Две с половиной сотни их вышли из Лиуккола на северо-восток к Миккели.

Но через две тети пути, пройдя по льду замёрзшего озера Кайхунлахти и двигаясь дальше берегом по Кенкаверонниеми,  заприметили первыми идущие лыжники следующих наперерез им аккурат со стороны Сайрилы конных.

Передовой отряд ратсулиппу Пиетари Юустена, который также получил сведения о мятежниках, собирающихся в Лиукколе, направлялся теперь на их поиски к Миккели.

Следом двигались и основные силы во главе с самим ратсупяалликко.

Поспешив укрыться за постройками закрытого двора расположенной поблизости пасторской усадьбы Кенкяверо, крестьяне, как могли, наскоро изготовились к битве.

Все прибывали и прибывали солдаты на Кенковеронниеми. Со всех сторон окружили они дом пастора Миккели. Шедший со своими людьми в авангарде Мартти Клаунпойка так и рвался в атаку, дабы снова заслужить расположение ратсупяалликко Пиетари Юустена.

Как и в прочих случаях, оказавшие яростное сопротивление крестьяне, успешно отбили первый натиск передового отряда. Из луков, аркебуз-хакапюссю и арбалетов отстреливались они сквозь амбразуры, проделанные ими в толстых ставнях.
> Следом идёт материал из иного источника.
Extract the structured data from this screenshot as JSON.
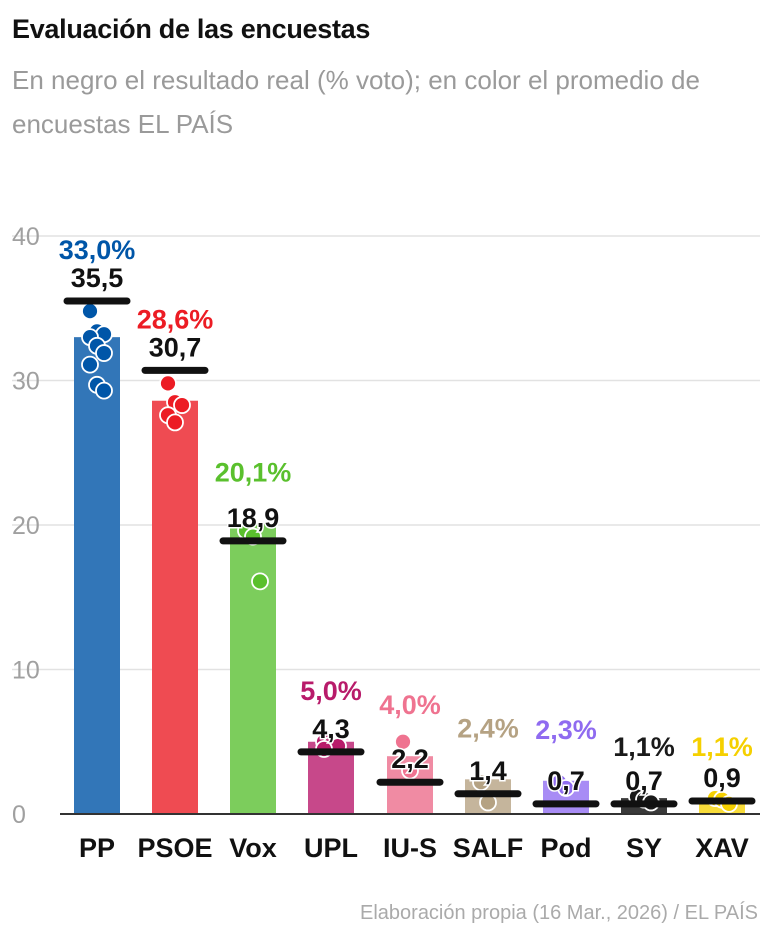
{
  "title": "Evaluación de las encuestas",
  "subtitle": "En negro el resultado real (% voto); en color el promedio de encuestas EL PAÍS",
  "footer": "Elaboración propia (16 Mar., 2026) / EL PAÍS",
  "chart_data": {
    "type": "bar",
    "ylim": [
      0,
      40
    ],
    "yticks": [
      "0",
      "10",
      "20",
      "30",
      "40"
    ],
    "grid": true,
    "categories": [
      "PP",
      "PSOE",
      "Vox",
      "UPL",
      "IU-S",
      "SALF",
      "Pod",
      "SY",
      "XAV"
    ],
    "average": [
      33.0,
      28.6,
      20.1,
      5.0,
      4.0,
      2.4,
      2.3,
      1.1,
      1.1
    ],
    "average_labels": [
      "33,0%",
      "28,6%",
      "20,1%",
      "5,0%",
      "4,0%",
      "2,4%",
      "2,3%",
      "1,1%",
      "1,1%"
    ],
    "real": [
      35.5,
      30.7,
      18.9,
      4.3,
      2.2,
      1.4,
      0.7,
      0.7,
      0.9
    ],
    "real_labels": [
      "35,5",
      "30,7",
      "18,9",
      "4,3",
      "2,2",
      "1,4",
      "0,7",
      "0,7",
      "0,9"
    ],
    "polls": [
      [
        34.8,
        33.4,
        33.2,
        33.0,
        32.4,
        31.9,
        31.1,
        29.7,
        29.3
      ],
      [
        29.8,
        28.5,
        28.3,
        27.6,
        27.1
      ],
      [
        19.6,
        19.2,
        16.1
      ],
      [
        5.0,
        4.8,
        4.7,
        4.5
      ],
      [
        5.0,
        3.0
      ],
      [
        2.2,
        0.8
      ],
      [
        2.2,
        1.8
      ],
      [
        1.2,
        1.0,
        0.8
      ],
      [
        1.1,
        1.0,
        0.7
      ]
    ],
    "colors": [
      "#0056a8",
      "#ec1c24",
      "#5ac02d",
      "#b81b6a",
      "#ef7390",
      "#b5a283",
      "#8f6bf0",
      "#1a1a1a",
      "#f5d000"
    ],
    "bar_colors": [
      "#3276b8",
      "#ef4b52",
      "#7ccd5c",
      "#c7488a",
      "#f08ba3",
      "#c5b59c",
      "#a88cf5",
      "#3a3a3a",
      "#f8dc3a"
    ]
  }
}
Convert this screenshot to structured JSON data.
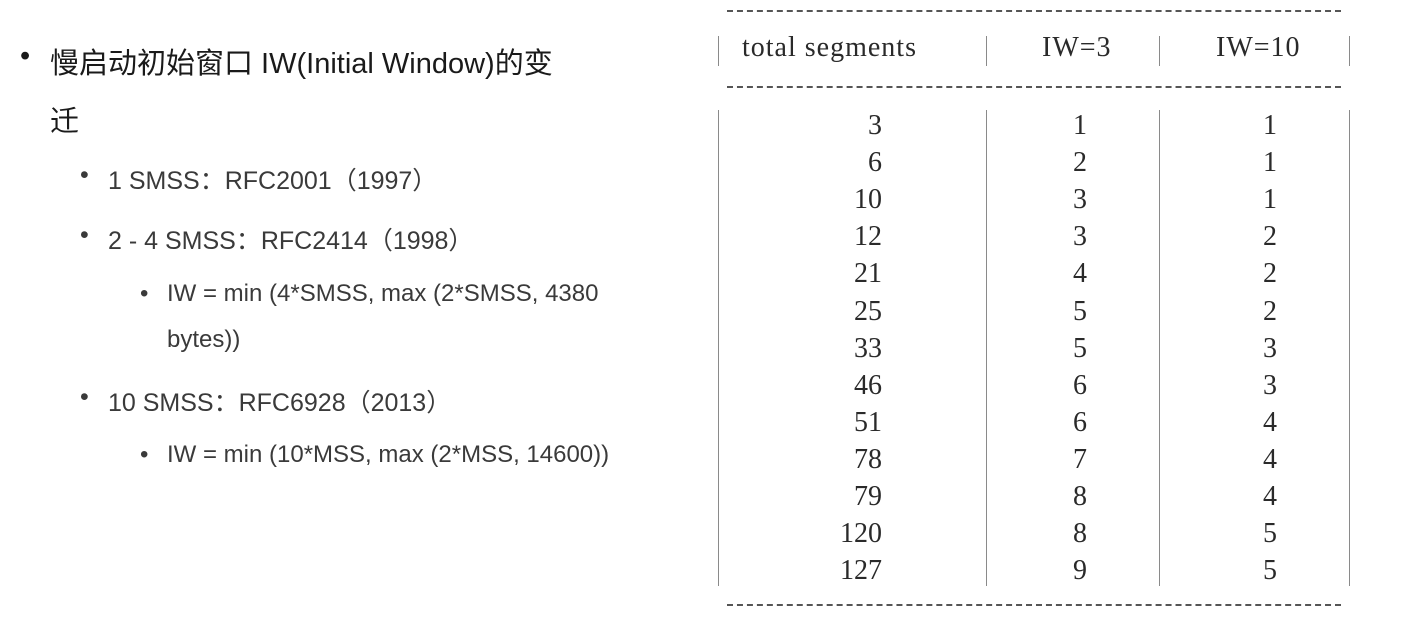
{
  "bullets": {
    "title_line1": "慢启动初始窗口 IW(Initial Window)的变",
    "title_line2": "迁",
    "items": [
      {
        "text": "1 SMSS：RFC2001（1997）"
      },
      {
        "text": "2 - 4 SMSS：RFC2414（1998）",
        "sub_line1": "IW = min (4*SMSS, max (2*SMSS, 4380",
        "sub_line2": "bytes))"
      },
      {
        "text": "10 SMSS：RFC6928（2013）",
        "sub_line1": "IW = min (10*MSS, max (2*MSS, 14600))"
      }
    ]
  },
  "table": {
    "headers": [
      "total segments",
      "IW=3",
      "IW=10"
    ],
    "rows": [
      [
        "3",
        "1",
        "1"
      ],
      [
        "6",
        "2",
        "1"
      ],
      [
        "10",
        "3",
        "1"
      ],
      [
        "12",
        "3",
        "2"
      ],
      [
        "21",
        "4",
        "2"
      ],
      [
        "25",
        "5",
        "2"
      ],
      [
        "33",
        "5",
        "3"
      ],
      [
        "46",
        "6",
        "3"
      ],
      [
        "51",
        "6",
        "4"
      ],
      [
        "78",
        "7",
        "4"
      ],
      [
        "79",
        "8",
        "4"
      ],
      [
        "120",
        "8",
        "5"
      ],
      [
        "127",
        "9",
        "5"
      ]
    ]
  }
}
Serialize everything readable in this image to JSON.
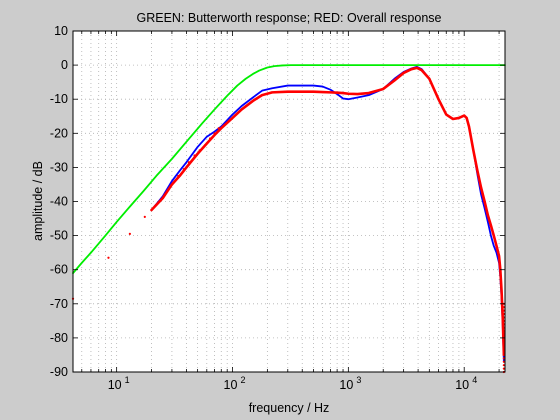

Тех же из солдат, что через ворота с помощью крючьев и лестниц перелезть пытались, по головам своими топорами, булавами да цепами охаживали.

- Что вы с ними цацкаетесь, херр Мортен Классон? – Подъехавший на коне к месту боя Юустен выглядел как никогда довольным и самоуверенным. – Неужто не усвоили ещё тактику? Какой смысл терять наших людей в сражении! Тащите хворост к тем стенам, которые для их взоров не досягаемы. Да лейте смолы побольше!

Рискуя получить стрелу из лука или арбалетный болт, командующий направил коня прямо к запертым воротам усадьбы.

- Эй, вы, мерзавцы дубинные! Слушайте! С вами говорю я, хёфвидсман риттарфаны Кексхольма, Пер Повелссон Юустен! – Со всем высокомерием, на которое только был способен, выкрикнул Пиетари по-шведски. Пусть знает глупая деревенская чернь, с кем дело имеет! И далее прибавил уже на финском:

– Времени на раздумье у вас нет! Если не сдадитесь немедля же, будете сожжены заживо вместе со всем  домом. Выходите - и может быть я вас и помилую.

Солдаты, тем временем, закончили обкладывать со всех сторон сухими фашинами и поливать смолой и маслом наружные углы надворных построек Кенкяверо, которые обороняющиеся со своих позиций не могли видеть сквозь щели в ставнях.

Через какое-то время послышался глухой стук отодвигаемого засова и ворота медленно отворились. Первым вышел из них сам Тапани Хяннинен.

За ним с мрачными лицами понуро потянулись и другие, тут же у ворот складывая оружие на снег.

Один из адъютантов вытащил из общей кучи и протянул Юустену увесистую деревянную палицу, в закругленное навершие которой вбиты были железные шипы. Пиетари, с разных сторон разглядывая  незамысловатое орудие, с любопытством повертел его в руках и пару раз с силой рассёк булавой воздух.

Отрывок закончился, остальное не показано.